Abstract-In this paper we show how decomposition of a wide CMOS transistor into a multi-finger FET with gates of minimum size can be beneficial for the reduction of delay and power-delay products in logic gates. This design possibility, which we call a minimum-split transistor (MST), seems to be largely overlooked in the literature. In a 90 nm CMOS process we compare the design to wide transistors. By exploiting the narrow-width effect, reduced parasitic capacitances from a shorter active channel and increased gate-drain spacing, we achieve up to 75-85% higher operation speed at a similar or reduced power consumption. The worst-case timing delay is reduced by 35-40% along with the nominal values. The design technique is considered valuable, in particular for critical time paths. The paper takes the perspective of subthreshold logic design at 200 mV, but the technique is also useful above threshold. A statistical experiment also investigates how V th variation in MSTs changes with the number of parallell gates.
I. INTRODUCTION
This work grew out primarily of a wish to increase the reliability and effectiveness of subthreshold logic design [1] , [2] which focuses on the operation of CMOS transistors in weak and moderate inversion. As the voltage supply drops towards or below the threshold voltage V th , robustness and handling of the sometimes extreme timing delay variations that occur is a key design concern for subthreshold circuits. The power-delay product (PDP) [3] or the energy/operation for a digital circuit is often found to be at an optimum value when the supply voltage is close to V th [4] , particularily when the acitvity factor is low. Although this work focuses on circuits operating at a power supply of 200 mV, positive results are also achieved at higher supply voltages.
In this paper we investigate the benefits of what we call minimum-split transistors (MSTs), which merely mean multifinger transistors composed of a multiple of minimum-width gates. By doing this we exploit an increased current/width, narrower active channel and reduced capacitances in order to achieve large gains in timing delay at similar power consumption. To the authors knowledge the exploitation of this layout technique has not been presented in the literature earlier.
In the following section we describe the MST layout technique. We then outline and present the results of a ring oscillator experiment and a numerical experiment concerning the statistical properties of MSTs. The results are discussed in section V.

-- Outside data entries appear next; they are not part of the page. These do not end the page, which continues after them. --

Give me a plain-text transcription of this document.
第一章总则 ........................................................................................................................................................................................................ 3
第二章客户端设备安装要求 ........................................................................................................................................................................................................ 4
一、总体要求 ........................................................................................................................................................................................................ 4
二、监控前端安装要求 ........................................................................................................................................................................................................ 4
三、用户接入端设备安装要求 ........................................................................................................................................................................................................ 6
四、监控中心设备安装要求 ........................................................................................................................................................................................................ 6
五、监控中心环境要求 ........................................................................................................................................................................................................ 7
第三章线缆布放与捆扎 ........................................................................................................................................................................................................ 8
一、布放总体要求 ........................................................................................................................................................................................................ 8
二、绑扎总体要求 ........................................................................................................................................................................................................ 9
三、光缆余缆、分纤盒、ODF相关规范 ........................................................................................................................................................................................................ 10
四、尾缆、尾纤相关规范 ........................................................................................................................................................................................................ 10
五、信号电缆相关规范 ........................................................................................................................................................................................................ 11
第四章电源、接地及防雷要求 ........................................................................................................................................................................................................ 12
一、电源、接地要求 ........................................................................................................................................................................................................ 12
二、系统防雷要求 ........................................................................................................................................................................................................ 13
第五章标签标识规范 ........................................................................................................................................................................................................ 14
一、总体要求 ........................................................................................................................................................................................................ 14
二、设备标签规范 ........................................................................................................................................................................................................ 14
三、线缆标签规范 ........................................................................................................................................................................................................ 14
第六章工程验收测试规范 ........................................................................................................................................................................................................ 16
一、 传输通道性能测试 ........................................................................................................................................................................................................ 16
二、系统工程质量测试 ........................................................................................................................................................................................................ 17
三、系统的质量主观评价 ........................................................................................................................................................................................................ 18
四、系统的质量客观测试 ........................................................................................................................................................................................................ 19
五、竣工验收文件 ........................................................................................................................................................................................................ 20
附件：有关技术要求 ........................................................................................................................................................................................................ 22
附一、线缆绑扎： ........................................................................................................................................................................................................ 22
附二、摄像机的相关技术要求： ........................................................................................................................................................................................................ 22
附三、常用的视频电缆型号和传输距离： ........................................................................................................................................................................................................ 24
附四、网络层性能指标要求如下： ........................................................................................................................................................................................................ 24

II. MINIMUM-SPLIT TRANSISTOR
In deep sub-micron CMOS processes some transistors exhibits a peculiar and perhaps counter-intuitive narrow-width effect [5] . When the width of the device is reduced below a certain point, the nominal device current goes up. Typically this is attributed to fringing electrical fields and it is modeled with a lowering of V th . Often measures are taken in the process steps to counter this effect. In this paper we focus instead on the possible exploitation of this effect when it is present.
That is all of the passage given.